Are trading Options Risky? How to leverage and maximize your portfolio gains using Options.


Are Options risky? Most investors would say absolutely.

Novice traders often don’t take the time to learn the right way to use options. They jump right in thinking “I got this.” They gamble, blow up their accounts, and then walk away penniless and swearing off options forever.

Even experienced traders sometimes get caught up in the allure of fast gains. They overleverage their positions—take a bigger position size than they should—and then take a hit. All the options traders I know, including myself, have blown up their accounts at least once.

Most people use options the wrong way. Most people use options to increase leverage… to get more “bang for their buck.” In other words, most people use options to increase risk.

This is wrong and is not the intent of options.

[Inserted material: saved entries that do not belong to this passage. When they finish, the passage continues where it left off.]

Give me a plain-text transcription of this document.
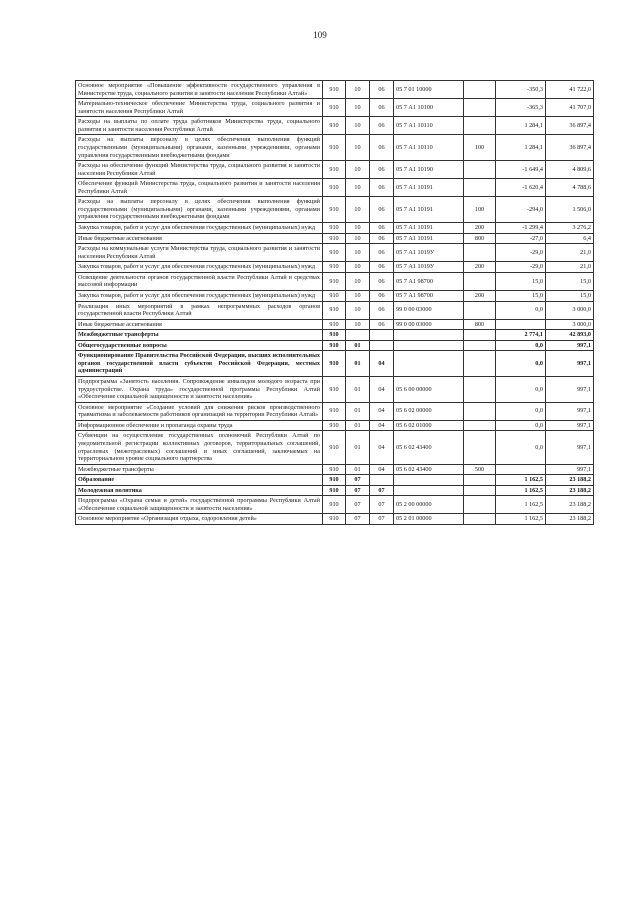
109
Основное мероприятие «Повышение эффективности государственного управления в Министерстве труда, социального развития и занятости населения Республики Алтай»	910	10	06	05 7 01 10000		-350,3	41 722,0
Материально-техническое обеспечение Министерства труда, социального развития и занятости населения Республики Алтай	910	10	06	05 7 А1 10100		-365,3	41 707,0
Расходы на выплаты по оплате труда работников Министерства труда, социального развития и занятости населения Республики Алтай	910	10	06	05 7 А1 10110		1 284,1	36 897,4
Расходы на выплаты персоналу в целях обеспечения выполнения функций государственными (муниципальными) органами, казенными учреждениями, органами управления государственными внебюджетными фондами	910	10	06	05 7 А1 10110	100	1 284,1	36 897,4
Расходы на обеспечение функций Министерства труда, социального развития и занятости населения Республики Алтай	910	10	06	05 7 А1 10190		-1 649,4	4 809,6
Обеспечение функций Министерства труда, социального развития и занятости населения Республики Алтай	910	10	06	05 7 А1 10191		-1 620,4	4 788,6
Расходы на выплаты персоналу в целях обеспечения выполнения функций государственными (муниципальными) органами, казенными учреждениями, органами управления государственными внебюджетными фондами	910	10	06	05 7 А1 10191	100	-294,0	1 506,0
Закупка товаров, работ и услуг для обеспечения государственных (муниципальных) нужд	910	10	06	05 7 А1 10191	200	-1 299,4	3 276,2
Иные бюджетные ассигнования	910	10	06	05 7 А1 10191	800	-27,0	6,4
Расходы на коммунальные услуги Министерства труда, социального развития и занятости населения Республики Алтай	910	10	06	05 7 А1 1019У		-29,0	21,0
Закупка товаров, работ и услуг для обеспечения государственных (муниципальных) нужд	910	10	06	05 7 А1 1019У	200	-29,0	21,0
Освещение деятельности органов государственной власти Республики Алтай в средствах массовой информации	910	10	06	05 7 А1 98700		15,0	15,0
Закупка товаров, работ и услуг для обеспечения государственных (муниципальных) нужд	910	10	06	05 7 А1 98700	200	15,0	15,0
Реализация иных мероприятий в рамках непрограммных расходов органов государственной власти Республики Алтай	910	10	06	99 0 00 03000		0,0	3 000,0
Иные бюджетные ассигнования	910	10	06	99 0 00 03000	800		3 000,0
Межбюджетные трансферты	910					2 774,1	42 893,0
Общегосударственные вопросы	910	01				0,0	997,1
Функционирование Правительства Российской Федерации, высших исполнительных органов государственной власти субъектов Российской Федерации, местных администраций	910	01	04			0,0	997,1
Подпрограмма «Занятость населения. Сопровождение инвалидов молодого возраста при трудоустройстве. Охрана труда» государственной программы Республики Алтай «Обеспечение социальной защищенности и занятости населения»	910	01	04	05 6 00 00000		0,0	997,1
Основное мероприятие «Создание условий для снижения рисков производственного травматизма и заболеваемости работников организаций на территории Республики Алтай»	910	01	04	05 6 02 00000		0,0	997,1
Информационное обеспечение и пропаганда охраны труда	910	01	04	05 6 02 01000		0,0	997,1
Субвенции на осуществление государственных полномочий Республики Алтай по уведомительной регистрации коллективных договоров, территориальных соглашений, отраслевых (межотраслевых) соглашений и иных соглашений, заключаемых на территориальном уровне социального партнерства	910	01	04	05 6 02 43400		0,0	997,1
Межбюджетные трансферты	910	01	04	05 6 02 43400	500		997,1
Образование	910	07				1 162,5	23 188,2
Молодежная политика	910	07	07			1 162,5	23 188,2
Подпрограмма «Охрана семьи и детей» государственной программы Республики Алтай «Обеспечение социальной защищенности и занятости населения»	910	07	07	05 2 00 00000		1 162,5	23 188,2
Основное мероприятие «Организация отдыха, оздоровления детей»	910	07	07	05 2 01 00000		1 162,5	23 188,2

When used correctly they LOWER RISK....
Options allow you to risk much less and profit just as much as you would buying stocks.

Let’s say you want to buy stock in Company X. It trades for $10 a share. You could put up $1,000 to buy 100 shares… But you can control the same amount of stock with one option contract. You can buy a contract for, let’s say, $50… and leave the other $950 in your account.

If Company X’s stock goes up, you’ll make money. If the stock goes down, the most you’ll ever lose is that $50. That’s a 100% loss… but it’s a lot less than potentially losing 20% or more of the $1,000 you would risk if you bought the stock.
This is a simple example. And it’s the simplicity that proves my point. Options allow you to risk much less and profit just as much as you would buying stocks.

But that benefit disappears if you over leverage the trade and take on a larger position with options than you would otherwise take with the stock.

That’s the biggest mistake most novice options traders make. Instead of replacing a 100-share purchase with one call option (an option that gives you the right—but not the obligation—to buy or sell a particular stock at an agreed-upon price at a set time in the future), they take the entire amount they would have allocated to the stock and buy a much larger position with the options.

Rather than buying one call option for $50 and leaving the remaining $950 in the bank, novice traders take the entire $1,000 and put it into buying more call options.

They end up buying 20 call options to try to get more bang for their buck. What would have been a 100-share purchase has turned into control of 2,000 shares. Instead of using options to reduce risk, they’ve increased their risk 20 times.

Losing 100% on an overleveraged trade would be a disaster. And it’s why most folks think options trading is dangerous. But it’s not dangerous if you trade options the way they were originally intended… as a way to reduce risk.